Just not the latest.
I don't think it's fail at all!
I'm really looking forward to this chip, and I bet a lot of other people do too!
I see they integrated the memory controller on the same die as the graphics chip, which means lower latencies for graphic applications. It allows them to have faster VRAM speeds without much additional cost; but it will also mean (since the memory controller is not located on the CPU) that the chip will perform slightly slower on programs.
On the other hand the CPU is fast enough for most programs, (save perhaps video encoding), but it is not for most games.
They did well in focusing the memory controller on the RAM.
Just that detail alone could increase graphics speed by a couple (or more than ten) percent on fps!
Combined with most likely what's going to be a slightly faster graphics GPU than a GMA950, we'll probably look at a decent graphics solution to play DX9 games with resolutions upto 1280x800 fluidly!
Perfect for netbooks and notebooks, servers, and small dekstops!
Those who don't like this, can still equip their pc with a Corei7, and a pair of Radeon 5870's if they like; I mean, it's not like this chip is going to totally replace the current lineup of regular CPU's.
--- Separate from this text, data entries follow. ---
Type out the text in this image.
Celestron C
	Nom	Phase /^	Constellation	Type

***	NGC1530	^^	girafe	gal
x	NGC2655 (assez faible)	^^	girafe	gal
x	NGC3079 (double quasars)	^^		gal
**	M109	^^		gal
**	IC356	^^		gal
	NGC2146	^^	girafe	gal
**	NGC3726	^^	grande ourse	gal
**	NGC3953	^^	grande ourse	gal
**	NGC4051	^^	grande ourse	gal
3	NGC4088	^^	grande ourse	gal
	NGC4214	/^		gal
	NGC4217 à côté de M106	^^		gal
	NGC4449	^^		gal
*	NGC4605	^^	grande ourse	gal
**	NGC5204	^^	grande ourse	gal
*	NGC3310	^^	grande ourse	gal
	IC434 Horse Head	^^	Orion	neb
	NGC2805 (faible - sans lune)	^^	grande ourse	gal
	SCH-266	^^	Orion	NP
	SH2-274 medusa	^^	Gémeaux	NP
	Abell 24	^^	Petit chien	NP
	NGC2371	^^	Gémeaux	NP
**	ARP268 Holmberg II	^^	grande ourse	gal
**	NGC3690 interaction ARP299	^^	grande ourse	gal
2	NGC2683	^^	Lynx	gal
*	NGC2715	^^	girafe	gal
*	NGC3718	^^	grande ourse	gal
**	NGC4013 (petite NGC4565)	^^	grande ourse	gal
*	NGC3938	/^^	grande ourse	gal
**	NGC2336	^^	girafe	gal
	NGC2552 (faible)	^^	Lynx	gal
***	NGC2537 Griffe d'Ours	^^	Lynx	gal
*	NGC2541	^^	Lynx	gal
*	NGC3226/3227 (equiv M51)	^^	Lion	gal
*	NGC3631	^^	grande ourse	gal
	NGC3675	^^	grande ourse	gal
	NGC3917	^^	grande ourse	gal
Have anybody thought of the power-saving capabilities of those processors? Not only they are 32 Nm but they also come with a GPU. Yes, I know it is not a good GPU, but for using Windows alone, it does the job pretty well. Now your real GPU will be on idle most of time, saving power.
Not that I generally support Intel graphics but the Westmere IGP looks to be a major improvement over the GMA4500HD and can handle all you'd expect from an IGP as far as I can tell from the information already out in the wild.
The advantage of doing something like video transcoding over the GPU would effectively mean you'd get an extra "core" for free in the IGP. What's not to like?
I mean, I'm sure it won't be _amazing_ or anything but everything that leads to better utilization of all available resources in the computer must surely be a good thing.
I'm in the market for a notebook myself, though I'm holding out for Arrandale before making the purchase, and since I have a dedicated desktop for gaming I'm going to aim for a product that relies on the IGP alone. If I can get more functionality out of it that's all good in my book.